My whole body wracked with a shiver as the last lick of his shadows caressed my skin before he disappeared around the bend of the hall. I strained to go after him, scared of what terror he might wreak out of my sight, but moreso, I was eager for Laviana’s estranged company and to discover why she’d been looking for me.
“He seems… different,” Laviana said, watching after him as well.
“He’s working through some things,” I said. It wasn’t a lie really. I diverted the conversation. “Did you know about Tarran allying with Auster?” I asked, taking up one of the tall seats at the bar as she did.
Her frown deepened over the rim of her cup and she set the wine down. “Auster Nova? Why in seven hells would Tarran side with him?”
The guardians had four children between them. Laviana, who took after her shadowless mother. Tarran, who took after his soulless father. And twin nightcrawler brothers, also taking their father’s heritage. The twins I’d not seen for the longest time, even in my past life we’d become estranged.
Though they had different parents by blood, the guardians’ children regarded each other like siblings. They were nearly full-grown adults by the time I was created and given into their parents’ care, but the guardians were my parents too, for all intents and purposes, and their children were as close to siblings as I could ever hope to have. It’s what made the broken bond with Tarran cut that much deeper.
“I can only think it’s because of his hatred for me now, since he doesn’t have the king or Drystan to band with toward my demise.”
“Ahh, you and the princeling are at odds?”
“I think there’s a lot we need to catch up on.”
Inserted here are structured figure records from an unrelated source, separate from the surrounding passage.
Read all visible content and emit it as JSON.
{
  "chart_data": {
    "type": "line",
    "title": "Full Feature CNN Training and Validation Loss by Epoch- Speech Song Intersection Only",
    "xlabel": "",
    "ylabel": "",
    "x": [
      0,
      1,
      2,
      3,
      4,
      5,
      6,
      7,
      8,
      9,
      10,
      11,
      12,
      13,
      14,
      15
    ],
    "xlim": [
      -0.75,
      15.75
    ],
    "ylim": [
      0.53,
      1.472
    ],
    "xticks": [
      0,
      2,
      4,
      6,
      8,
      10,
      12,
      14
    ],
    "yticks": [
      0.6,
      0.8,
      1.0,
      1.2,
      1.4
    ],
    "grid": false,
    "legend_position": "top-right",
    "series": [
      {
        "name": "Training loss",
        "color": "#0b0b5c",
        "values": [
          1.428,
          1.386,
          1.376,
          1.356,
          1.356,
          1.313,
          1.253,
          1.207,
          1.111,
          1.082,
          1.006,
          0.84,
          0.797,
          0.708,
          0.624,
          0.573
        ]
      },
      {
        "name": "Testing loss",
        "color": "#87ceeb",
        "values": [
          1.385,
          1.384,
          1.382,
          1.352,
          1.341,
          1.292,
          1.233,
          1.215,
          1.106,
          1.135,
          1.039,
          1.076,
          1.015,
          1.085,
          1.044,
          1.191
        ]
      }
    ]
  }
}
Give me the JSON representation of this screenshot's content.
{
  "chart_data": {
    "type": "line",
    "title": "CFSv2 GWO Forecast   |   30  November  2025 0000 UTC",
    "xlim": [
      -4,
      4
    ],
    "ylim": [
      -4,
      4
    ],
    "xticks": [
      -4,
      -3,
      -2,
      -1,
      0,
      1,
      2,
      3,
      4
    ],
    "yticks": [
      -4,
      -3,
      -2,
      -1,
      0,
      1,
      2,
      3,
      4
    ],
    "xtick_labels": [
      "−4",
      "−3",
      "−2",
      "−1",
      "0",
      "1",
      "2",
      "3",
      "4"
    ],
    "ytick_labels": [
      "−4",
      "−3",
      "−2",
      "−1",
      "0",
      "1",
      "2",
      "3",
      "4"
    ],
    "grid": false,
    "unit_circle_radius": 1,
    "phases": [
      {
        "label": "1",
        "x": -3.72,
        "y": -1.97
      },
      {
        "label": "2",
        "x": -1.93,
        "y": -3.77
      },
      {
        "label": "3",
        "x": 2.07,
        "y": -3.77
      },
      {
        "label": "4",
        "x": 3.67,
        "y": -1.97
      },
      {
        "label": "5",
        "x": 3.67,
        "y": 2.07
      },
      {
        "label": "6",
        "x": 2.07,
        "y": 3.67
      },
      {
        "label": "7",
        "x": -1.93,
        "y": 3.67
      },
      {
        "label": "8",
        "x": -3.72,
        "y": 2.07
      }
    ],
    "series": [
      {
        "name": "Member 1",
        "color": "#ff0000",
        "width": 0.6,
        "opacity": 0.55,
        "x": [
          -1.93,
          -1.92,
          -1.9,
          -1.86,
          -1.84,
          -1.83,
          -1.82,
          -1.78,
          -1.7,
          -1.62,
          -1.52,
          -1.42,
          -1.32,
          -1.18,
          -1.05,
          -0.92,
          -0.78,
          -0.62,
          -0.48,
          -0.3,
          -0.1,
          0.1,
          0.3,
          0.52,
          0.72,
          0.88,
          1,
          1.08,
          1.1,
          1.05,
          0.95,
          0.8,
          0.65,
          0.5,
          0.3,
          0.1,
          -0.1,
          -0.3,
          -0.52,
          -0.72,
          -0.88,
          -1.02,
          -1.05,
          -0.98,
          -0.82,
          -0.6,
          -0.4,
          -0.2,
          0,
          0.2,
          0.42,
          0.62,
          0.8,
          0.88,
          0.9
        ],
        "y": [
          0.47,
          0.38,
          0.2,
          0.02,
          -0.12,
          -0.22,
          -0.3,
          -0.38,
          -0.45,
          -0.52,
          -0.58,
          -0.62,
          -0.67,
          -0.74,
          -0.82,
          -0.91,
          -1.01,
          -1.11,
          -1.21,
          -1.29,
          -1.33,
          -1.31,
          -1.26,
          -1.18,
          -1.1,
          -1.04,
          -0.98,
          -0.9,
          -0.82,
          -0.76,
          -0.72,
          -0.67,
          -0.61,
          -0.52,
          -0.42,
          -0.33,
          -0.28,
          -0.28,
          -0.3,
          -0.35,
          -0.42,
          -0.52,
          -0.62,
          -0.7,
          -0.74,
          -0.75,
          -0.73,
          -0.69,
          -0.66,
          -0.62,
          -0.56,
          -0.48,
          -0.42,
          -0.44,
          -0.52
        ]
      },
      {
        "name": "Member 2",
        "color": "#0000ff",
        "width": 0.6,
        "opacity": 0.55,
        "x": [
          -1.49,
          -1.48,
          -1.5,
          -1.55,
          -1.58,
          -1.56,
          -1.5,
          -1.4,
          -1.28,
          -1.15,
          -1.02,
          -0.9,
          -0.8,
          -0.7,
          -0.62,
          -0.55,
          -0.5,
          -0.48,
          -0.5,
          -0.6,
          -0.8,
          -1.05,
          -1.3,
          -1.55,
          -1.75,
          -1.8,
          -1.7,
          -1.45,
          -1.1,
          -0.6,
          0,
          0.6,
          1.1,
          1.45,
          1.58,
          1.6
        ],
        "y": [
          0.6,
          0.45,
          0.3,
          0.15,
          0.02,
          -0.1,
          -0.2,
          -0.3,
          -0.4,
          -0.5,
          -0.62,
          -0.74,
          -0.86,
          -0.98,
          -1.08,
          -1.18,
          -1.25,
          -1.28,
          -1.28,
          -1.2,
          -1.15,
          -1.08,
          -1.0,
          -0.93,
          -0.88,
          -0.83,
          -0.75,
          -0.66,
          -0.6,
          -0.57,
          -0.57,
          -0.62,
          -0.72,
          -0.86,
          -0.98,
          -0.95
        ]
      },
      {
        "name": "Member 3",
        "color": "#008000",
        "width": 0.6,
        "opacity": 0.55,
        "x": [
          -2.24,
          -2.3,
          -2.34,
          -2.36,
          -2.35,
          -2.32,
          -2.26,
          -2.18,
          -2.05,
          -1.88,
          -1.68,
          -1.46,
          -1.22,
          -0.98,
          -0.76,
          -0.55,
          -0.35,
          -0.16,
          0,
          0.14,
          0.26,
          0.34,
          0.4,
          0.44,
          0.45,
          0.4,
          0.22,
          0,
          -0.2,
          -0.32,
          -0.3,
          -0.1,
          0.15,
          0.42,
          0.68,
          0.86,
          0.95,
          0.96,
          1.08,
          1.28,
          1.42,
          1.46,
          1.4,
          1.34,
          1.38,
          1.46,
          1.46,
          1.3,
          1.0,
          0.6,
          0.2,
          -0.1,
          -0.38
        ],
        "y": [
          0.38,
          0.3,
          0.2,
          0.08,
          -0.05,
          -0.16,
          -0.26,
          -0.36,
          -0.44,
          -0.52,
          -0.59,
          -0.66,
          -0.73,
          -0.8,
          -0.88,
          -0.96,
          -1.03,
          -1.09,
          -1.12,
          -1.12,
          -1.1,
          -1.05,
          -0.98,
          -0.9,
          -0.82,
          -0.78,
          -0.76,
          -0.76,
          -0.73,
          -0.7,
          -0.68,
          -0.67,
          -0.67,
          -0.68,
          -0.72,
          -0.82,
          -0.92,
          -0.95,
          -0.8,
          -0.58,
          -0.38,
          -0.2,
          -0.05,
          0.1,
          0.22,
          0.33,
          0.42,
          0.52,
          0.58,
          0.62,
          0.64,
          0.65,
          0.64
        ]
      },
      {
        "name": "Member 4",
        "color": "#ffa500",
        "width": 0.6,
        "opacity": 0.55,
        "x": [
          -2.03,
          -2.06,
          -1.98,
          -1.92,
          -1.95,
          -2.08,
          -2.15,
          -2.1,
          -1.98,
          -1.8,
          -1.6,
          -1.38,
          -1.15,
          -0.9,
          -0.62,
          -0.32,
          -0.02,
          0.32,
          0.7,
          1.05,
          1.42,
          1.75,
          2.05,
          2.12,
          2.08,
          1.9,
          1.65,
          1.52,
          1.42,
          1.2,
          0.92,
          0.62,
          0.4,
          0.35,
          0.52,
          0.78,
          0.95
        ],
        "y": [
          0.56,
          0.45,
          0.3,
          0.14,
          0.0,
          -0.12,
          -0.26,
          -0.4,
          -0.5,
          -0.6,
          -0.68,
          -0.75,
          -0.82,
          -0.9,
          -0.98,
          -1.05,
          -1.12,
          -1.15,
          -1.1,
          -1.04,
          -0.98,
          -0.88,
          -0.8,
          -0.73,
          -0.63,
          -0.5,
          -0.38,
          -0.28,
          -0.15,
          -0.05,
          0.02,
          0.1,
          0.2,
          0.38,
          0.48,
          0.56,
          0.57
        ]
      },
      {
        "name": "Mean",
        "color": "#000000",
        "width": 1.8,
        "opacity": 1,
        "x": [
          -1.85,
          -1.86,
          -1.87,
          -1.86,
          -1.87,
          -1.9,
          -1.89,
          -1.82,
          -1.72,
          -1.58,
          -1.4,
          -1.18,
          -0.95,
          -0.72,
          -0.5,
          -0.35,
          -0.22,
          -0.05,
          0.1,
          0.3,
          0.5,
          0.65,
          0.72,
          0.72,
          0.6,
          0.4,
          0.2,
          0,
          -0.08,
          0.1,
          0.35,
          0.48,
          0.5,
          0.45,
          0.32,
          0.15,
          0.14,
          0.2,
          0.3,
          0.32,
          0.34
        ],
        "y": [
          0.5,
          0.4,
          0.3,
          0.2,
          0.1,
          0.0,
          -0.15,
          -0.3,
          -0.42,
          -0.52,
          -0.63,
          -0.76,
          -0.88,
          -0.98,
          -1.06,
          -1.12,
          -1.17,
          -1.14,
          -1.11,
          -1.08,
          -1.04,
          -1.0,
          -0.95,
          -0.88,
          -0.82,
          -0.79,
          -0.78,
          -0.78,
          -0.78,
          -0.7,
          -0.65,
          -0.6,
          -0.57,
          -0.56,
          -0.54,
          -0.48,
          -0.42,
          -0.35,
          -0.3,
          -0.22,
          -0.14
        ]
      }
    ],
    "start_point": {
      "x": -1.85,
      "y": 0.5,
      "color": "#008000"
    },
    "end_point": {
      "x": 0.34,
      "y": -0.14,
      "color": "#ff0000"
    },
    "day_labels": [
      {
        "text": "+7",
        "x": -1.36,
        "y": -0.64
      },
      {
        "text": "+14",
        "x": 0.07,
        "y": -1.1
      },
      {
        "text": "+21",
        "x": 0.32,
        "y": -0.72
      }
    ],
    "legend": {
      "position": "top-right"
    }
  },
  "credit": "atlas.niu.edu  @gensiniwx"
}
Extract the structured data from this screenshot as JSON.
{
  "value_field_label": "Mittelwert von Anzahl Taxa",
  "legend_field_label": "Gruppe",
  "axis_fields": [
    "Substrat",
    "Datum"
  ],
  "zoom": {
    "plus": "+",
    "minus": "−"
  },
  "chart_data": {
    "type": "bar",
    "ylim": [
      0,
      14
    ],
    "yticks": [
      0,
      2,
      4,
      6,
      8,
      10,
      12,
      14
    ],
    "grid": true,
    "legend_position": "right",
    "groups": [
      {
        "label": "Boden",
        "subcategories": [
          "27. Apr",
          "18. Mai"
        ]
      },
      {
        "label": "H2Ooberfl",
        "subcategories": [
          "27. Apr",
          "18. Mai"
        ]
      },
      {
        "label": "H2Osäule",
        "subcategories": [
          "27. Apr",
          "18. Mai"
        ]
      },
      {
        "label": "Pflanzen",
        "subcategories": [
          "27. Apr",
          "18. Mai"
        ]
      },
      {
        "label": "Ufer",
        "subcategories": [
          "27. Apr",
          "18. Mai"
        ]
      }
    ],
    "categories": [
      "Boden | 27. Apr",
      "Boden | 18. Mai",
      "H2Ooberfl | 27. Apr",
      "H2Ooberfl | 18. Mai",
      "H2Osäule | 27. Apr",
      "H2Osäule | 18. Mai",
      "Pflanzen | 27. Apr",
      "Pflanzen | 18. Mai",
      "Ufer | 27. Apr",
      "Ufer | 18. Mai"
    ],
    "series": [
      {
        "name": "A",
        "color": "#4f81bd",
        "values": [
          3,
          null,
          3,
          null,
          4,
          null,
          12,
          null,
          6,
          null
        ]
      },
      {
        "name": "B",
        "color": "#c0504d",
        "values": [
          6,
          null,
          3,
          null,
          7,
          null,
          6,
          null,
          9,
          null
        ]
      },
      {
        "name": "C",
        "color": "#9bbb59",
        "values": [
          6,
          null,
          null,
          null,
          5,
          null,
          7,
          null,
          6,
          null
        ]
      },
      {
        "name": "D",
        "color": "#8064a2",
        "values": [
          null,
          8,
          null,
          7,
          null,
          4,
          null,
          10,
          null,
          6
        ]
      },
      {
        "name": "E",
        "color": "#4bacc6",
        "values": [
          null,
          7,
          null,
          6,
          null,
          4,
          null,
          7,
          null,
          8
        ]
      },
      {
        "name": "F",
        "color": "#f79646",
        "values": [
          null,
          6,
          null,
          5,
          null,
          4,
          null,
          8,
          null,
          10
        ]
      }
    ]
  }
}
I took a sip of the starlight minera, which quickly turned to a few long gulps when the smooth, sweet, and tingly sensation exploded against my taste buds. Unlike other alcoholic drinks, this had no bitterness, and it was easy to get carried away with it. One would be enough to push me toward drunk, and now I had two since Nightsdeath abandoned his. I finished off mine.
“Drowning your sorrows?” Laviana commented.
“If nothing else, it might take some of the chill away. I can’t stay long.”
“Where are you heading?”
I thought for a second, scraping through my past with Laviana, but it wasn’t easy to recall so much at once. There could be pieces hidden in the corners of my mind I wouldn’t remember unless something triggered it.
“We’re looking for a way to reach the gods,” I said as a quick alternative answer. “My creators, specifically.”
Laviana looked at me with humor, but when I didn’t match it her expression fell, switching to skepticism
“You can see them in the temple of Vesitire.”
I could trust her. At least I thought I could.
“I’ve… misplaced my key. I need it to kill them.”
She spluttered into her tankard.
“Are you insane? That’s what the mad king wanted to do, and you knew how dire that would be for the world.”
“I have no choice,” I defended.
Pity filled her eyes as she looked me over. “Oh Astraea, what happened to you?”
My teeth tightened together to force away the prickling in my eyes.
“So much,” I whispered. But there was no time for self-grieving. I squared my shoulders. “The king wanted to kill them and damn the unbalance it would throw us into. There must be a way I can do it that would spare our land.”